For those who do not meet the presumptive standard, but who may still qualify under the “substantial hardship” standard, many jurisdictions have developed financial eligibility formulas that take into account a household’s net income, liquid assets, reasonable necessary expenses and other exceptional expenses.  Under Guideline 1.5 cited above, liquid assets include cash in hand, stocks and bonds, bank accounts and any other property that can be readily converted to cash.  Factors that are not to be considered include the person's car, house, household furnishings, clothing, any property declared exempt from attachment or execution by law, the person’s release on bond, or the resources of a spouse, parent, or other person.  Next, the screening agency assesses a defendant’s reasonable necessary expenses and other money owed for exceptional expenses, like medical care not covered by insurance, or court-ordered family support. Though jurisdictions vary as to what constitutes “necessary” expenses, most include rent, day care, and utilities.  Screeners then determine the available funds an individual has to contribute toward defense representation by adding the net income and liquid assets and subtracting from the total the sum of reasonable and exceptional expenses.
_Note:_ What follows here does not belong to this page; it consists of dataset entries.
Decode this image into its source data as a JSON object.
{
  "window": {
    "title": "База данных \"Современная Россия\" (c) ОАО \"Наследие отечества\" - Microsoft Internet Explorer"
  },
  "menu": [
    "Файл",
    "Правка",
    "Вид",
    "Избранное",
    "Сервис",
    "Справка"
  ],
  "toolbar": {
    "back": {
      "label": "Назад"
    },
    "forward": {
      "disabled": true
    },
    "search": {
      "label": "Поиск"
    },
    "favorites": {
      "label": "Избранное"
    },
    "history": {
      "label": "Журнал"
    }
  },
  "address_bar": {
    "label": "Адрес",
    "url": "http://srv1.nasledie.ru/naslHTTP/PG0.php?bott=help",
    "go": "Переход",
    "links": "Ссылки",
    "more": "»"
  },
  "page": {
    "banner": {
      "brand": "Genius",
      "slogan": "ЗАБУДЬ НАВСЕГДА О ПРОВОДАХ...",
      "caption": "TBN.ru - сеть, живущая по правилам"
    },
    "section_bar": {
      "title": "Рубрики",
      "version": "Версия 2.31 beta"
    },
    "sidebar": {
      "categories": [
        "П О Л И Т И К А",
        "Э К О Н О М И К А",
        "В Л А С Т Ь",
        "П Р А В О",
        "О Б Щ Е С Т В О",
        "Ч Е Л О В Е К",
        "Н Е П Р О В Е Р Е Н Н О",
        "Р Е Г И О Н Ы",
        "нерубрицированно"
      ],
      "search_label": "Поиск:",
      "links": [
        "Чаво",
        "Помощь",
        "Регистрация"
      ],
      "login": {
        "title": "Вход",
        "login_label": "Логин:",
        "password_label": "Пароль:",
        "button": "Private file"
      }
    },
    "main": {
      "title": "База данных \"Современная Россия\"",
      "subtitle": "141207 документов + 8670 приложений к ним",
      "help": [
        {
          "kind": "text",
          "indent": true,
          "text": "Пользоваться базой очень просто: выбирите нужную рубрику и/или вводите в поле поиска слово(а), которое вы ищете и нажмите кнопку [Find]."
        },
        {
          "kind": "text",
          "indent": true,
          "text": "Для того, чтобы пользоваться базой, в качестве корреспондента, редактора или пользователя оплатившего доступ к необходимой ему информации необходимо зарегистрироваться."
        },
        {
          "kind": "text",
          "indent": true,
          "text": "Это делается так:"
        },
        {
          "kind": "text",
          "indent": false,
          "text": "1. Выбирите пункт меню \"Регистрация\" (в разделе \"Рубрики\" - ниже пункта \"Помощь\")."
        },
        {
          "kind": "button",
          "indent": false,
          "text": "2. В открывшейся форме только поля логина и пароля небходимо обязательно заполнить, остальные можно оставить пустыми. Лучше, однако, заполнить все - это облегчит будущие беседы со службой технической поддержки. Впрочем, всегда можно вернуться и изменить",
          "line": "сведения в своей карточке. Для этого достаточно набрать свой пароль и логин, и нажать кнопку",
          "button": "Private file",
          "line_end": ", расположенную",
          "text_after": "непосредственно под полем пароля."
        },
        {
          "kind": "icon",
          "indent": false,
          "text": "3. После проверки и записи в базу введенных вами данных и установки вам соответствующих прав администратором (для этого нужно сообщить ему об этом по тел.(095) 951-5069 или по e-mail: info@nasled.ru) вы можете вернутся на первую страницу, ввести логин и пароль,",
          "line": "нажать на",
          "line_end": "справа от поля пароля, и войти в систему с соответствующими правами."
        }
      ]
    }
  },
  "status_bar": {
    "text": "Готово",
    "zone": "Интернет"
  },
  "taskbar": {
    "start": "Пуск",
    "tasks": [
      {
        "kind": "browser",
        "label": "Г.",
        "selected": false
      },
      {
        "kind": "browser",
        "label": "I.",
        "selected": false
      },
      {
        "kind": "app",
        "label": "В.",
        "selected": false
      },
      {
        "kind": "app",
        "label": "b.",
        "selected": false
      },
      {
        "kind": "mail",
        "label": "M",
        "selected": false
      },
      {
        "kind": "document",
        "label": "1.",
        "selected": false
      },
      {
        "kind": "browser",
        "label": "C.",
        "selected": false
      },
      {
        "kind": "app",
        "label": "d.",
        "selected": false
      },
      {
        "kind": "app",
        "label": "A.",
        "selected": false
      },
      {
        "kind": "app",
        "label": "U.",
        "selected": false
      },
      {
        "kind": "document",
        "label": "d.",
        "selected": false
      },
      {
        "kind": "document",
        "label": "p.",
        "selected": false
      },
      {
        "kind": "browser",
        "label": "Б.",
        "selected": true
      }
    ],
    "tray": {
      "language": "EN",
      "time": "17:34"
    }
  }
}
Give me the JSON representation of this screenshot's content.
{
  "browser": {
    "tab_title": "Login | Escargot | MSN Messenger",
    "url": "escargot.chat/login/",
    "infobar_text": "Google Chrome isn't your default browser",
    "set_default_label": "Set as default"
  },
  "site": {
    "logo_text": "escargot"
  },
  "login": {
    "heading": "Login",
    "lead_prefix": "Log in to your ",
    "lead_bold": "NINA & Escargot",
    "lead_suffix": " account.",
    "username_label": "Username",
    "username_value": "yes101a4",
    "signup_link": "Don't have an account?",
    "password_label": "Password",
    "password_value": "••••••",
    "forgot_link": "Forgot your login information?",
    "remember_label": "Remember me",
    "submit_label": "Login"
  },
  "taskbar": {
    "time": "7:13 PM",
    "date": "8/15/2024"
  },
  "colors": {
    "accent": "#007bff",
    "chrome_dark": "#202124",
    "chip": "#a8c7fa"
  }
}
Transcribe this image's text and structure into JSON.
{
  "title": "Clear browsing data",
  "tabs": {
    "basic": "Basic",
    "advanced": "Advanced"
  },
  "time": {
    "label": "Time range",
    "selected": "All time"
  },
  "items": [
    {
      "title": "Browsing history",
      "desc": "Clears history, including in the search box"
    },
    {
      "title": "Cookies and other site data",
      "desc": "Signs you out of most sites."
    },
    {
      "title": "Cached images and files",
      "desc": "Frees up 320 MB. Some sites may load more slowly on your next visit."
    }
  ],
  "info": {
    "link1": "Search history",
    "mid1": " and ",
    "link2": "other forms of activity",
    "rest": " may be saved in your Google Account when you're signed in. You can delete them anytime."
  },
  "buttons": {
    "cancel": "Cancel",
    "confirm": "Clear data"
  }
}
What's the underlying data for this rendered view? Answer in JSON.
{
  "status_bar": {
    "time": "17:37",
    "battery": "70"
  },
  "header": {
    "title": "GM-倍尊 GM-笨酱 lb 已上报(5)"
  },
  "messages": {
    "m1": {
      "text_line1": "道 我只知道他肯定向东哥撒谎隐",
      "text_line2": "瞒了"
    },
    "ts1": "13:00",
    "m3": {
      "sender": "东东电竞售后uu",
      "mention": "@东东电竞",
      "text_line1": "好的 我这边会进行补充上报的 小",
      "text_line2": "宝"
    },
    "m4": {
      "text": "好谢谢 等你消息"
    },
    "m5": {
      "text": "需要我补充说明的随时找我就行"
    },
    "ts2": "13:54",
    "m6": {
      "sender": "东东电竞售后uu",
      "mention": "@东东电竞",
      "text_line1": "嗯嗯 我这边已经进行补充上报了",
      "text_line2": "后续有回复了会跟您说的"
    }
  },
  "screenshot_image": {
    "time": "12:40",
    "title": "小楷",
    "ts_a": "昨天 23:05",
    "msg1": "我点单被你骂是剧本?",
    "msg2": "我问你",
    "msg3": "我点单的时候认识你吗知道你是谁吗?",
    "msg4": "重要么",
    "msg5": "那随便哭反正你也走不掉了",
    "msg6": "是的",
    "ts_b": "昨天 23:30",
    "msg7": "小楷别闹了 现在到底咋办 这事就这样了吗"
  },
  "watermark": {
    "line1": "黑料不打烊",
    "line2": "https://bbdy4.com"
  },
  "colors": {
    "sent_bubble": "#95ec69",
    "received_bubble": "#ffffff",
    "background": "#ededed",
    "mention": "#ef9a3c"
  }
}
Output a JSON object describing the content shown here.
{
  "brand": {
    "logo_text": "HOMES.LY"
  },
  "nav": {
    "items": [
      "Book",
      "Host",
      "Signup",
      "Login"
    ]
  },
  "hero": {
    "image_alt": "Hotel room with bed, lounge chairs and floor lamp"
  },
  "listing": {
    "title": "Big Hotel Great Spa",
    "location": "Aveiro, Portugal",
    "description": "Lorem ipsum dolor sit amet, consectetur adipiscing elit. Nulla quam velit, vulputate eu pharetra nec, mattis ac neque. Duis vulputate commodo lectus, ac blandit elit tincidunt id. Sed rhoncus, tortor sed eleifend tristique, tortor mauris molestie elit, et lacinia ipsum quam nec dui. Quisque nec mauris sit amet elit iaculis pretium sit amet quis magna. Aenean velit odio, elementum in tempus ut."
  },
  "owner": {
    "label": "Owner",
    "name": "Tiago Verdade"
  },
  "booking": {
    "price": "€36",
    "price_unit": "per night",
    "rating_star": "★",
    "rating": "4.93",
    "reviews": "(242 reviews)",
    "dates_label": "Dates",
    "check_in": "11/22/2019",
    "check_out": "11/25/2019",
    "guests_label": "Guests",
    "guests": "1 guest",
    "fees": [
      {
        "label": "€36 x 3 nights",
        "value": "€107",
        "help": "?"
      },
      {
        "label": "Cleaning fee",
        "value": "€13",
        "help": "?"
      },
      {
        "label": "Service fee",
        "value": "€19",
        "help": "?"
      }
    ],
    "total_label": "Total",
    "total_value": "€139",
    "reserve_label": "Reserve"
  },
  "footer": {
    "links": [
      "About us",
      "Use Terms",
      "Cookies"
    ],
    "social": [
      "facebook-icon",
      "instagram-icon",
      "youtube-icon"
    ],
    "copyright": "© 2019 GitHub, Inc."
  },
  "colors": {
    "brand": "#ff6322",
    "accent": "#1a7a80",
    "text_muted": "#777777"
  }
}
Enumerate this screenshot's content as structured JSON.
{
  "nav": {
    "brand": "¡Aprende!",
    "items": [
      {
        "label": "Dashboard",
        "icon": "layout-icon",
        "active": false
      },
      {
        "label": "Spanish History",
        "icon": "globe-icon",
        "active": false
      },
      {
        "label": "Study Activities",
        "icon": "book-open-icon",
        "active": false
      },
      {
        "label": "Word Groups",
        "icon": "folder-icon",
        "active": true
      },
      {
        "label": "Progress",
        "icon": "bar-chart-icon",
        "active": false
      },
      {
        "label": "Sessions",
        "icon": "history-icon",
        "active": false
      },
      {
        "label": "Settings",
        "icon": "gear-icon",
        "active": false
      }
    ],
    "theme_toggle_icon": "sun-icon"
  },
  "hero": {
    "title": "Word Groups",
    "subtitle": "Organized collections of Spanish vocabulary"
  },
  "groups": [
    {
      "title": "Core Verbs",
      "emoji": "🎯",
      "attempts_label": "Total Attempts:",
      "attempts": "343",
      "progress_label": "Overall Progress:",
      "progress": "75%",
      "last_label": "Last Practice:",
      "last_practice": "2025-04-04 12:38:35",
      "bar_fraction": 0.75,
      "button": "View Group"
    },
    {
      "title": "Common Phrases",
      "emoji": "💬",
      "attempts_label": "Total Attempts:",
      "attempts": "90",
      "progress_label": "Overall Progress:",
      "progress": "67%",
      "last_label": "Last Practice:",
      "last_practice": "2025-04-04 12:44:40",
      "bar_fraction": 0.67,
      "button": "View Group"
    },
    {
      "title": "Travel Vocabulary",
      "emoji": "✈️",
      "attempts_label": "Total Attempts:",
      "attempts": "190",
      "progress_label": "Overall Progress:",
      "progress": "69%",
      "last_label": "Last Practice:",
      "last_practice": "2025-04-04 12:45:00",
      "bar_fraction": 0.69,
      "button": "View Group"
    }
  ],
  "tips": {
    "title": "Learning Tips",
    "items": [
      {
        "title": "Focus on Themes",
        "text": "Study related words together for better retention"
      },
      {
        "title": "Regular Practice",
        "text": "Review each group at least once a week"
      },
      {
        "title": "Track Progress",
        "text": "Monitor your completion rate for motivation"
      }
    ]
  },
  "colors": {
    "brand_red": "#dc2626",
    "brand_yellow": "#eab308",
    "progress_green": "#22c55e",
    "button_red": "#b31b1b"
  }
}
The resulting available funds can then be measured against a second tier presumptive eligibility standard.  In many jurisdictions, this second presumptive level is a designated percentage of the Federal Poverty Guidelines.  
Many jurisdictions have pre-trial services units that are responsible for eligibility screening.  Since pre-trial units are often responsible for recommending to a judge whether an arrestee should be detained or released and for presenting judges with independent assessments on bail recommendations, it makes sense for the unit to also screen for public defender eligibility.  Much of the same information is required to determine both eligibility for a public defender and flight risk.   Having the indigency determination done at the same time as the risk assessment allows for earlier notification of appointment to the public defender offices.  This, in turn, allows defenders to be more informed when meeting the client and leads to more informed bail hearings.
In New Orleans, there is hope that establishing a pre-trial services unit will make eligibility screening more objective.  As reported by, the district attorney and public defender “agreed that a pre-trial services program would improve the situation by providing independent screening of defendants.  That’s the system is [sic] used in federal court, but state courts in New Orleans have never funded such a program.”